Gérard court, il tourne en rond. Il est affolé, il transpire. Des gouttes de sueurs coulent le long de son front. Sa mère lui demande ce qui se passe. Elle ne comprend pas.
« Il sont là, ils me suivent ! » lance Gérard à sa mère.
« Qui ça ? Il n'y a personne ici. Nous ne sommes que tous les deux » lui répond la mère.
Désemparée de ne plus le voir sortir de sa chambre, elle se fait un plaisir de le revoir au salon mais se rend très vite compte qu'il a changé.
- « C'est toi qui les a laissé entrer ? Dis le! » s'écrit Gérard. Il la fixe, son regard est sombre.
- « A ce moment précis je ne reconnais pas mon fils » confira la mère.

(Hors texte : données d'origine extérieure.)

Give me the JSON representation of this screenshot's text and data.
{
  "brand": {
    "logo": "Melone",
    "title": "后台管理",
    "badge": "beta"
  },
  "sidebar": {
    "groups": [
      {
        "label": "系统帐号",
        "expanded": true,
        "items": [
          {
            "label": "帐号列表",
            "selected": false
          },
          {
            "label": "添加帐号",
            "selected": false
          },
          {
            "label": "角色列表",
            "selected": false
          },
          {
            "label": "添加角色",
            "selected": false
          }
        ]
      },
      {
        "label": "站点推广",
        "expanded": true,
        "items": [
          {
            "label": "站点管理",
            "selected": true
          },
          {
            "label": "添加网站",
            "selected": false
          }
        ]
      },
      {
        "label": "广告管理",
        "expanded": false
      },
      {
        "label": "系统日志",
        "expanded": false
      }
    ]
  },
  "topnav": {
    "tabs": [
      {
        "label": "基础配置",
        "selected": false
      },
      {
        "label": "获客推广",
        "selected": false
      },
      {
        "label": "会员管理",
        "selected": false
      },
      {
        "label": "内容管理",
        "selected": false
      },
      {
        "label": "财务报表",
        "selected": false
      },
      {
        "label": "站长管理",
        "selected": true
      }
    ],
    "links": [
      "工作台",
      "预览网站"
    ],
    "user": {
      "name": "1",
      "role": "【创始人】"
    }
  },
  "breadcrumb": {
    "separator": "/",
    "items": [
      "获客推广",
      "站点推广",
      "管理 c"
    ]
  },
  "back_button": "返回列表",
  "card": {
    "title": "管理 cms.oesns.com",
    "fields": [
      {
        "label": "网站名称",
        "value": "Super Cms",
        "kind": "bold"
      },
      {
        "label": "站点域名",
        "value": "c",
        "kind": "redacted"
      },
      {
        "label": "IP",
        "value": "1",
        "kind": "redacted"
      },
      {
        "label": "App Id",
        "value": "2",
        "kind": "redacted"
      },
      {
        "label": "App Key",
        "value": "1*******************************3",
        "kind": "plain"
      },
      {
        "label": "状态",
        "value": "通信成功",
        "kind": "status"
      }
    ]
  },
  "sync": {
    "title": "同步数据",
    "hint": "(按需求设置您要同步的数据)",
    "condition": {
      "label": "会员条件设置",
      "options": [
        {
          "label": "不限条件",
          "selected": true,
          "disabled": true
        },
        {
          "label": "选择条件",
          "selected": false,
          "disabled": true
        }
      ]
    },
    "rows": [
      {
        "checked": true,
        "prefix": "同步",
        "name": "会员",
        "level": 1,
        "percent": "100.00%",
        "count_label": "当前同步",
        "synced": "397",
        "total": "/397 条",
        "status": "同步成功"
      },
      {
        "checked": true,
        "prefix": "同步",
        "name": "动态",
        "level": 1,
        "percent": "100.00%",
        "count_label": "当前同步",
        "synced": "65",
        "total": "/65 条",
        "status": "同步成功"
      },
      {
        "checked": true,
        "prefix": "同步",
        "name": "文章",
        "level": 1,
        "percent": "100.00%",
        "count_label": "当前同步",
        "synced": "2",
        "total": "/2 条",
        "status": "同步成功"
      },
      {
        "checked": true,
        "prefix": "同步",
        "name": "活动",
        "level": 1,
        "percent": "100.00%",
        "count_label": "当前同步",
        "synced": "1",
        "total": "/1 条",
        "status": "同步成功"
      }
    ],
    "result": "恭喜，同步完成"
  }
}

La mère affolée comprend vite que ce n'est plus vraiment son fils qu'elle a en face d'elle ; il est comme habité par quelqu'un d'autre. Psychose extrême. C'est comme si quelqu 'un désintégrait sa personnalité de jours en jours pour n'en faire qu'un ignoble personnage.
Gérard se sent mal, à force de tourner en rond, il finit par perdre l'équilibre. Il perd connaissance. Il se retrouve à l'hopital. Interrogé par l'assistante sociale il se confie :
- « J' entends des voix, Je ne me souviens plus des gens que je connaissais. J'ai de nouveaux tocs. Je ferme trois fois les portes à clé, je ferme tous les stores. »
Sortir son drone est devenu impenssable à présent. Il a trop peur, son comportement a dégénéré, il est de plus en plus violent, et pense que de plus en plus de gens le surveillent.
Les drones se sont comme emparés de son esprit et de son corps. Il n'est plus maître de lui-même. Gérard sombre de plus en plus dans la dépression.
La seule fois où Gérard ré-utilisa son drone, se fût ce mercredi 6 Mars. Avec la plus grande discretion, il se servit de Dragonfly D800 pour mettre fin à ces jours. Il accrocha une corde au double hellices de con drone. Il réalisa un vol stationnaire à 2 centimetres du plafond de sa chambre. Et se pendit seul, desepéré et à bout de force.
Les crises s'etant faites de plus en plus fréquente, les dornes controlaient son esprit. C'etait devenu insupportable. Que deviendrai le monde de demain face a cette armé de drone dirigeant les ames esselées dans le plus grand secret.